'Technological revolution': DALL-E inspires biotech labs to invent new drugs

Researchers anticipate that text-to-image-like AI models of biology will eventually result in the creation of more potent medications.
Baba Tamim
Development and research of new drugs
Development and research of new drugs


Text-to-image AI model technology like OpenAI's DALL-E 2 has caused a stir in biotech labs, which are increasingly adopting generative AI, called a diffusion model, to create new medicine. 

Programs using diffusion models to more precisely develop designs for new proteins have been independently announced by two labs, according to a report by MIT Technology Review on Thursday. 

The Boston-based business Generate Biomedicines unveiled Chroma, which it refers to as the "DALL-E 2 of biology." The RoseTTAFold Diffusion program was created concurrently by a team at the University of Washington under the direction of biologist David Baker. 

"We're generating proteins with really no similarity to existing ones," said Brian Trippe, one of the co-inventors of RoseTTAFold. 

The tech labs announced the two powerful new generative models that can create on-demand novel proteins not found in nature. 

"We can discover in minutes what took evolution millions of years," said Gevorg Grigoryan, CEO of Generate Biomedicines.

It is possible to instruct these protein generators to create designs for proteins with particular characteristics, such as structure, size, or function. 

In essence, this enables the development of novel proteins that can be called upon to perform specific tasks.

"What is notable about this work is the generation of proteins according to desired constraints," said Ava Amini, a biophysicist at Microsoft Research in Cambridge, Massachusetts. 

Proteins as therapeutic interventions

Researchers anticipate that this will eventually result in the creation of fresh, more potent medications. 

A lot of the newest medications available today are protein-based since proteins are prime targets for drugs. 

The essential building elements of living systems are proteins. Living beings use them to digest food, tense muscles, sense light, activate the immune system, and many other things. They have a crucial play a crucial role in recovery from illnesses. 

But, the component list for drugs currently only includes natural proteins. The aim of protein creation is to add a virtually endless number of computer-designed proteins to that list.

"Nature uses proteins for essentially everything," said Grigoryan, "The promise that offers for therapeutic interventions is really immense."

There is nothing new about computational methods for designing proteins. 

However, prior methods were slow and not very effective in creating huge proteins or protein complexes—molecular machines made up of numerous proteins joined together. 

Protein production through diffusion models 

The diffusion models are neural networks that have been trained to filter out "noise"—random alterations contributed to the data—from their input. 

A diffusion model will attempt to produce a recognizable image from a random collection of pixels.

These models have proved to be a promising technique in a few recent research by Amini and others, however, these were just proof-of-concept models.

Such studies served as a foundation for the first full-fledged programs, Chroma and RoseTTAFold Diffusion, which can generate exact designs for a wide range of proteins.

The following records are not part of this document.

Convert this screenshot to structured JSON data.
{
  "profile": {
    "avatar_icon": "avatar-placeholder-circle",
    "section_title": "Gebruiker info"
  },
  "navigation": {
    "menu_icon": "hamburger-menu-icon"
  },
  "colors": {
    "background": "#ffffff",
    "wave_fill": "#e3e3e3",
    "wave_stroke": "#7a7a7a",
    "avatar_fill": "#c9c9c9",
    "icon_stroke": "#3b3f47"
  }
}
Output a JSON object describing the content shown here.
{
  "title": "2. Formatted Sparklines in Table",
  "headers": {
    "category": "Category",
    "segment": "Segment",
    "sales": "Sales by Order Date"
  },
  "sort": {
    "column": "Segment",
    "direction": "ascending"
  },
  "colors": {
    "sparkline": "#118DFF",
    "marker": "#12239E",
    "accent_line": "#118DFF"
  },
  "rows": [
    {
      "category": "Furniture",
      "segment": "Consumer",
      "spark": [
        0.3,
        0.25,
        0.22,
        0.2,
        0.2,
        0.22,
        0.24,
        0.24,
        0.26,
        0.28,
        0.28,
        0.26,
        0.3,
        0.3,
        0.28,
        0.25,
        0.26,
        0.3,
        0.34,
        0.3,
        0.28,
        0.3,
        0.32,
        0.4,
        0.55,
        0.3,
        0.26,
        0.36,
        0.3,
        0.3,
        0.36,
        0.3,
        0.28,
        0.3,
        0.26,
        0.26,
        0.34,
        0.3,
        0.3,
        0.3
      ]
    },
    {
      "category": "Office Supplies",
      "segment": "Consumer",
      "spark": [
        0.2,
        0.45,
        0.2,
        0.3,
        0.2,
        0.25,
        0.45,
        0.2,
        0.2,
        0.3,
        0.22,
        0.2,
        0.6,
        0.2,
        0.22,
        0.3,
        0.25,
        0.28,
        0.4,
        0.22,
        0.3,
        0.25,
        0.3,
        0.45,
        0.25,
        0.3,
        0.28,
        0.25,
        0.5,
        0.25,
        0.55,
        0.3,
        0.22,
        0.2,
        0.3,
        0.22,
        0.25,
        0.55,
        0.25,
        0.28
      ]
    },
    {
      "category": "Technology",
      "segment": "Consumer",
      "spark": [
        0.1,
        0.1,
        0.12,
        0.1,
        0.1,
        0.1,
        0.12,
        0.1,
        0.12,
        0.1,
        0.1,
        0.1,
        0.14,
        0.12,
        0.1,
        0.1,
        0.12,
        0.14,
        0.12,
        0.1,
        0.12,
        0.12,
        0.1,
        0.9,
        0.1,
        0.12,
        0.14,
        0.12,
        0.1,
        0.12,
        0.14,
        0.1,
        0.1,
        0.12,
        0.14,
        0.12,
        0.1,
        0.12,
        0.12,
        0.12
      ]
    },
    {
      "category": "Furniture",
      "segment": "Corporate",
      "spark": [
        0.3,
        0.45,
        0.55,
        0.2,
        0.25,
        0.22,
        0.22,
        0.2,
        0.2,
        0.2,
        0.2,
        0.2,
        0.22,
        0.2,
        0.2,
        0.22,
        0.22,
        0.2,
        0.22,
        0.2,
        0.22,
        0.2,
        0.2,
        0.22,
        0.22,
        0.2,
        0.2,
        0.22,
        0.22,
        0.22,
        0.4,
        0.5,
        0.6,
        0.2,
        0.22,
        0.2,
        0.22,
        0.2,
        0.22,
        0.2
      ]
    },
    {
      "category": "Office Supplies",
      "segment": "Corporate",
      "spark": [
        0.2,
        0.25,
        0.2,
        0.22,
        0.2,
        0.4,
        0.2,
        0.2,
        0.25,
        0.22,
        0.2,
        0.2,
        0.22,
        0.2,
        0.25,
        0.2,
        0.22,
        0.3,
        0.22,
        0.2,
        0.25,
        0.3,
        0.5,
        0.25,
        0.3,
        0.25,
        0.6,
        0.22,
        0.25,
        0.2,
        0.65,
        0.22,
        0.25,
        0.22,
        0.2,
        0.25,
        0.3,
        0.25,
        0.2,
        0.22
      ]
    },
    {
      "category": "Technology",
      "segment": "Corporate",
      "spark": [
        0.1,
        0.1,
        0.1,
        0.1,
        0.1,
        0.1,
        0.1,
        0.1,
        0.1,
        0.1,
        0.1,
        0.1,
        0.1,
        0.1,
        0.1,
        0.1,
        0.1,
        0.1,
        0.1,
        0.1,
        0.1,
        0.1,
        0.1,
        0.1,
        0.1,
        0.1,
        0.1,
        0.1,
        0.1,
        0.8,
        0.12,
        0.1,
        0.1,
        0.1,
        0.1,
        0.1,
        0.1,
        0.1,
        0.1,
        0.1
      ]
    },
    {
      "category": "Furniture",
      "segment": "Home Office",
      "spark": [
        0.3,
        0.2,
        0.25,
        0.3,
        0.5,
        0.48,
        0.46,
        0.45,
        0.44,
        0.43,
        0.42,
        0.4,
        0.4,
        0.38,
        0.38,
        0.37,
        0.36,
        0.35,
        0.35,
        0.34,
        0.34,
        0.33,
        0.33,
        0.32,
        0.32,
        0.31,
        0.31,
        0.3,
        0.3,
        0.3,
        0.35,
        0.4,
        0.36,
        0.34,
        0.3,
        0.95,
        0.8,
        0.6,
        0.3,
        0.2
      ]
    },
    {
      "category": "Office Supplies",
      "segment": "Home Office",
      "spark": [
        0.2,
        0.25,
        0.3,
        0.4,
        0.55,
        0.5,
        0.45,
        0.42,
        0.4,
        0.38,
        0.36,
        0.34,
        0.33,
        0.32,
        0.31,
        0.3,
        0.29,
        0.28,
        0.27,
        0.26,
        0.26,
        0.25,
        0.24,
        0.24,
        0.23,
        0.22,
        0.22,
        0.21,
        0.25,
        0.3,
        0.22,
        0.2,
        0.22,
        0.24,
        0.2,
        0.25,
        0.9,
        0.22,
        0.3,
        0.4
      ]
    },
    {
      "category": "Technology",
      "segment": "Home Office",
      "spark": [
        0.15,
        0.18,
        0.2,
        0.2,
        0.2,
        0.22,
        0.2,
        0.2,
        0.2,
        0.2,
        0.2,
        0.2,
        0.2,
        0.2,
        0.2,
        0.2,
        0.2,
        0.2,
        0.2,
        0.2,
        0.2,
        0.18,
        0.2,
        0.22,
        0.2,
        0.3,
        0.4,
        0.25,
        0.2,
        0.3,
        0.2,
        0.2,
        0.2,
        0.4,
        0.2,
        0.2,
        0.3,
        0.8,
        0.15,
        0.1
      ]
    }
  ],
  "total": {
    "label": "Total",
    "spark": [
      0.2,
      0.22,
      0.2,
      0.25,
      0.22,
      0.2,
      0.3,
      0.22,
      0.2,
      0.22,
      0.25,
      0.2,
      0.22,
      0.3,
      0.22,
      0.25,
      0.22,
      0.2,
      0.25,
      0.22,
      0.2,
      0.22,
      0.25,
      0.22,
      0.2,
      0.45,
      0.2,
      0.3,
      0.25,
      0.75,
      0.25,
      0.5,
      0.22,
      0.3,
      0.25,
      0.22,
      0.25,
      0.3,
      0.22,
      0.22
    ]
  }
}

"It may be fair to say that this is more like DALL-E because of how they've scaled things up," said Namrata Anand, who co-developed one of the earliest diffusion models for protein production in May 2022. 

The major effectiveness of Chroma and RoseTTAFold Diffusion, in the opinion of Namrata Anand, is that they have scaled up the technique by training on more data and computers.

By separating the chains of amino acids that make up proteins, Chroma adds noise to its system. It then attempts to construct a protein from a random collection of these chains. 

Chroma can produce unique proteins with certain features while being guided by predetermined limitations on what the end product should look like.

Despite using a different strategy, Baker's squad achieves comparable outcomes. Its diffusion model begins with a structure that is considerably more disorganized. 

Another significant distinction is that RoseTTAFold Diffusion, unlike DeepMind's AlphaFold, uses data from a separate neural network that has been trained to predict protein structure to determine how the parts of a molecule fit together. 

This serves as the general process' guiding principle.

Creating novel proteins is just the beginning

The creation of novel proteins, according to Grigoryan, is just the beginning. "At the end of the day, what matters is whether we can make medicines that work or not," he said. 

Protein-based medications require mass production, laboratory testing, and finally, human testing. Several years may pass before it's good to use. 

But Grigoryan believes that his business and others will discover approaches to use AI to accelerate such phases as well.